O estudo se debruça sobre a análise de quatro capas de livros publicados pela Boitatá, quais sejam: As mulheres e os homens (2016), Pode pegar! (2017), Lute como uma princesa (2019) e Julián é uma sereia (2021) – todos ilustrados por mulheres.

Quanto às categorias de análise, adotou-se as metafunções visuais propostas pela Gramática do Design Visual, precisamente os significados representacionais, interativos e composicionais. Os principais resultados do estudo apontam para a transgressão de padrões imagéticos machistas de representação de meninas e mulheres, bem como para a necessidade do olhar de docentes para obras que tragam a representatividade feminina de forma inclusiva e diversificada.

Na capa do livro As Mulheres e os Homens, um homem e uma mulher são mostrados em plano geral de mãos dadas, rostos próximos, trajando uma vestimenta que, supostamente, contrariaria padrões tradicionalmente estabelecidos em nossa cultura para os gêneros masculino e feminino: aquele, usando vestido e lenço no pescoço; esta, terno e gravata. Trata-se de uma estrutura narrativa transacional bidirecional, ou seja, homem e mulher são apresentados como elementos centrais da página, ao mesmo tempo, como Ator e Meta, em relação de igualdade e como informação principal e mais saliente. A comunhão e a igualdade entre ambos se dá, ainda, pela rima visual das cores branca, vermelha e preta, presentes em suas roupas – escapando, portanto, da dicotomia azul para meninos e rosa para meninas –, bem como por estarem de pé, com braços em posições parecidas, frontalmente olhando e sorrindo para o leitor, demandando dele engajamento com a causa e com ele construindo uma relação de envolvimento e despida de qualquer assimetria de poder.

Em relação ao título, cumpre salientar a topicalização verbal do léxico “mulheres”, ao passo que na imagem, o homem aparece em primeiro lugar, à esquerda, e vice-versa, reforçando a ideia de bidirecionalidade dos papéis sociais de ambos os gêneros. Quanto à tipografia, a escolha de uma fonte serifada, em caixa alta, regular, dotada de inclinação e orientação vertical, remete a uma identidade associada à proatividade, à altivez, à robusteza, à persistência, o que parece fortalecer a luta pela igualdade de gênero e combater pensamentos sexistas presentes em nossa sociedade.
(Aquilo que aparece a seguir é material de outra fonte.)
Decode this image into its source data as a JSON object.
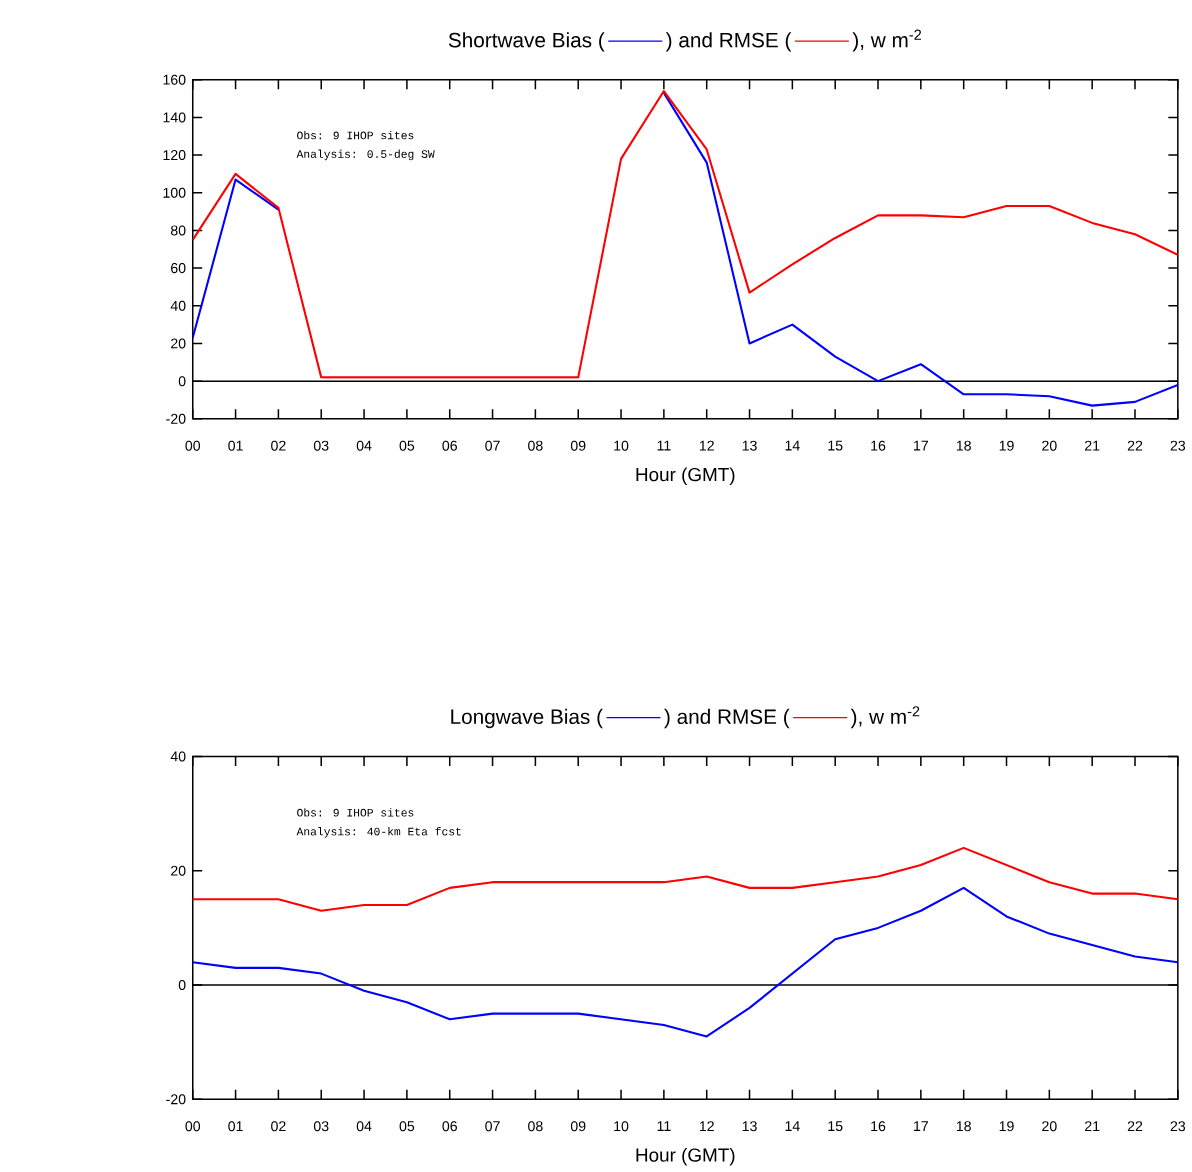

Já a capa do livro Pode Pegar! apresenta uma coelha jogando seus sapatinhos para um coelho. Trata-se de uma estrutura narrativa, precisamente uma ação transacional unidirecional, em que a coelha é Agente do processo, e o coelho, a Meta, o participante alvo da ação, que recebe os sapatos – apresentando, desse modo, a figura masculina numa posição de subserviência em relação à figura feminina, representada como agente, dotada de poder de transformação sobre ele.
Cabe assinalar, inclusive, que o título da obra parece complementar a representação visual, já que pode ser compreendido como a fala da coelha para o coelho: “Pode pegar!” [os meus sapatinhos de salto]. Por outro lado, em termos de tipografia, é feita uma associação com coelho, já que há uma rima visual construída em função da cor azul presente tanto no título como no colete do coelho. Ademais, a presença de uma fonte em caixa alta, sem serifas, com inclinação e orientação verticais, sugerem a força, a importância e o poder do enunciado supostamente proferido pela coelha.

Por meio de um plano geral e de um ângulo oblíquo, o coelho, que usa um colete azul é mostrado à esquerda; a coelha, que usa saia rosa, à direita, ambos sem estabelecer contato visual com os leitores. Desse modo, a interação entre os participantes representados é que figura como objeto de nossa contemplação, sendo que a ação praticada pela coelha é que aparece como informação nova, provavelmente contestadora dos valores sociais dados, tradicionalmente consolidados, ao oferecer seus sapatos para o coelho. Dessa maneira, temos a impressão de que a dicotomia rosa associado ao gênero feminino versus azul associado ao gênero masculino aparece constantemente em jogo na representação, sugerindo que ambas as cores “podem” ser usadas independentemente do nosso gênero.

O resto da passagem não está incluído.